The first is the UFCs financial risks. These include cash-flows for the company, its brand value, meeting quarterly targets, appeasing its investors and a myriad of other things.
The second is the health, safety and well-being of its employees and fans.
While I’m not a seasoned management professional, it seems to me that White has done a fantastic job on both fronts. Look at the health and safety front first. The UFC closed its doors to fans. Dana White has made it clear that any fighters who don’t want to fight need not compete and that there will be no consequences to that. While he has been silent on the topic to the media, there have been reports that extensive COVID testing will be made available.
On the financial side, it looks like he may have set-up a win-win situation for himself. One of the best ways to get free publicity is to have the press do a story on you. Even if they’re saying negative things. Just ask Colby Covington. If those negative things can be rebutted, that’s even better. White’s reluctance to divulge certain information may be a way to avoid controversy, but at the same time, it may also be a way to court controversy. It’s hard to tell.

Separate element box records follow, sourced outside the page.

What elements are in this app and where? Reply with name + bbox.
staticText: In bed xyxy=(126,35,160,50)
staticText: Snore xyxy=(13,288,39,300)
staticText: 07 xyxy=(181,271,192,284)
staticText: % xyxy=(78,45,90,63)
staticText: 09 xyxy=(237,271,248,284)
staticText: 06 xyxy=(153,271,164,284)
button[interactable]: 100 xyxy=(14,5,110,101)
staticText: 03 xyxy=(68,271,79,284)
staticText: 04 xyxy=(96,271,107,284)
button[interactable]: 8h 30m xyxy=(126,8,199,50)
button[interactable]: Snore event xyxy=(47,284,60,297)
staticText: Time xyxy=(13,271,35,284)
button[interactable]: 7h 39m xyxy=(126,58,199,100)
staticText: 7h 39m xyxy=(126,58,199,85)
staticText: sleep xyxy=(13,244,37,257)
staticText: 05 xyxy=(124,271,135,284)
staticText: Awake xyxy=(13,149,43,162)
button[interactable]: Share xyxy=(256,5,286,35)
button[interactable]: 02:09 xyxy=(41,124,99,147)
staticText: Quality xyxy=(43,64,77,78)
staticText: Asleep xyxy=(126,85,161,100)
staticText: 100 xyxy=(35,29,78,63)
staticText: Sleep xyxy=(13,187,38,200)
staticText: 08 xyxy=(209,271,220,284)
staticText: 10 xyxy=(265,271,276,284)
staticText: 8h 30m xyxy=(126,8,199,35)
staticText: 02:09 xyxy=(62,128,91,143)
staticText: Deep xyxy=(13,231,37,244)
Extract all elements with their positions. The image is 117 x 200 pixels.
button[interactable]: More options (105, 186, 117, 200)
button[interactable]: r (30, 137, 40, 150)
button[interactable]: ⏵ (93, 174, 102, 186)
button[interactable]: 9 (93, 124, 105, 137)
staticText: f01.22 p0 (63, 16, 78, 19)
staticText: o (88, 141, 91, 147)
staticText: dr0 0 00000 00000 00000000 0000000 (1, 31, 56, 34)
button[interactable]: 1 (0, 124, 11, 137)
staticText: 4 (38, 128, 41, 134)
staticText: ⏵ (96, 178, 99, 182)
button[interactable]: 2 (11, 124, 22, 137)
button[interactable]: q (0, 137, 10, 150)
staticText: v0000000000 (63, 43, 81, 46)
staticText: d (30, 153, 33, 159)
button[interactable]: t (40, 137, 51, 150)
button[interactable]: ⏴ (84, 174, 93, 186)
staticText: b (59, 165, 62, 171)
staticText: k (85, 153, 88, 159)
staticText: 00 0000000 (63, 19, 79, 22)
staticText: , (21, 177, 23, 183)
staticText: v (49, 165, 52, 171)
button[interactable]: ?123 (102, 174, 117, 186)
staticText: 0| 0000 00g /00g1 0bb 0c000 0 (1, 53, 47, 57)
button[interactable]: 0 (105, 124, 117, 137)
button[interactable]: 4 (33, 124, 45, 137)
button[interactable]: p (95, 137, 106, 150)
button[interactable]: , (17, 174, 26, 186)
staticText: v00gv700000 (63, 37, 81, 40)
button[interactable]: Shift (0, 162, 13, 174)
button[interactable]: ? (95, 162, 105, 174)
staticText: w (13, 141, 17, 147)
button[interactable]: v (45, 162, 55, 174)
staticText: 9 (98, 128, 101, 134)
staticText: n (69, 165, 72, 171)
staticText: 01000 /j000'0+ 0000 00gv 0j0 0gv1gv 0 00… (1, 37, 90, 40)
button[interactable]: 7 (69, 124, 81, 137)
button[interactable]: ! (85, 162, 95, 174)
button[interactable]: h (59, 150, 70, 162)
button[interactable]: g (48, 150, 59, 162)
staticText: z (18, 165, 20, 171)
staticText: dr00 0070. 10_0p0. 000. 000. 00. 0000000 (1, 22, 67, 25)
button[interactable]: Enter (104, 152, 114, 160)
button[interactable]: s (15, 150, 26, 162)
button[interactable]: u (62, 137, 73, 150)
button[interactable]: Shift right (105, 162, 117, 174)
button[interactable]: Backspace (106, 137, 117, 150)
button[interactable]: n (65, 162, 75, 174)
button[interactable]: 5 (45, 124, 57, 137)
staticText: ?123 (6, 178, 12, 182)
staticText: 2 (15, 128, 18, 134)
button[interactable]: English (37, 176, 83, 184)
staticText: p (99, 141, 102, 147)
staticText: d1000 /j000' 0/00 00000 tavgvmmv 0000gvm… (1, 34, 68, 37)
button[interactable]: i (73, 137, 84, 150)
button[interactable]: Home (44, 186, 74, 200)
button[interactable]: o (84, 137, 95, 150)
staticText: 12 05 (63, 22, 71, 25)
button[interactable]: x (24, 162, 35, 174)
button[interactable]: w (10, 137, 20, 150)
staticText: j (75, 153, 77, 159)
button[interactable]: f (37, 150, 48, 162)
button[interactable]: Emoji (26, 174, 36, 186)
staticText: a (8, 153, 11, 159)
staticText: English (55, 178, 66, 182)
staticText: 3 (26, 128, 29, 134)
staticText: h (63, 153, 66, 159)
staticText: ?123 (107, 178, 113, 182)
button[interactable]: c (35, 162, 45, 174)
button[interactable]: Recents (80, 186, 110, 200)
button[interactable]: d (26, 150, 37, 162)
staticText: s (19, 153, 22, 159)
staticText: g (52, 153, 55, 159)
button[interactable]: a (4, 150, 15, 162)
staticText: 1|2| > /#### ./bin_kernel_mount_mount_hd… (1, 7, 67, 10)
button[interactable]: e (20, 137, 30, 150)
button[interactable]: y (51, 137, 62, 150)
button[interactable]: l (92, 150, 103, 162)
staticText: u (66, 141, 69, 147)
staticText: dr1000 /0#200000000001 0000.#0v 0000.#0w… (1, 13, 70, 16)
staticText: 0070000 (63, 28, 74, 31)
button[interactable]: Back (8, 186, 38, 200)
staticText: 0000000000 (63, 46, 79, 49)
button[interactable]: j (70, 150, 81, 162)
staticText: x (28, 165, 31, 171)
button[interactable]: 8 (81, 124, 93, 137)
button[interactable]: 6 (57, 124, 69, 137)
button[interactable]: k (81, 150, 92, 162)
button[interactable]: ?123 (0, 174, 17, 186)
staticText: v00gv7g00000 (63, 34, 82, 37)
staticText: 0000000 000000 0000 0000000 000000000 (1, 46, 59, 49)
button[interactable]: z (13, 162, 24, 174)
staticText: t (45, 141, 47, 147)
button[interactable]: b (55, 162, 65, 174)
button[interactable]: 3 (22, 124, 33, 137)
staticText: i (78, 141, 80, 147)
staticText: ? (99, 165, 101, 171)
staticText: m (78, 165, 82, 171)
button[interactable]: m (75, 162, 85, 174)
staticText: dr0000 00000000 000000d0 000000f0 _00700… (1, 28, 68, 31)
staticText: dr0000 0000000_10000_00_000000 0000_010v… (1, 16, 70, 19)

Should the UFC return to action sooner than its competitors, it will further solidify its position as the biggest name in MMA. And who knows how many more fans the UFC will create when it’s the first sport back on TV?
Dana White is the person most responsible for making the sport into the global phenomenon that it is. At the beginning of 2020, the UFC looked poised for a great year. So did the economy. COVID-19 was a setback to that, but not a permanent one.
Don’t be too surprised. Dana White seems to have a great talent for risk-taking and risk management. There is a tale about him playing cards. The story goes that he was banned from a casino for winning too much. Then the casino’s management changed and he was allowed in, only to win another big pot. The second management even awarded him a shiny gold belt akin to a fighting belt for it. He also built the UFC by taking risks that at the time no one else was willing to take. This may be one of the biggest cases we have seen him handle yet.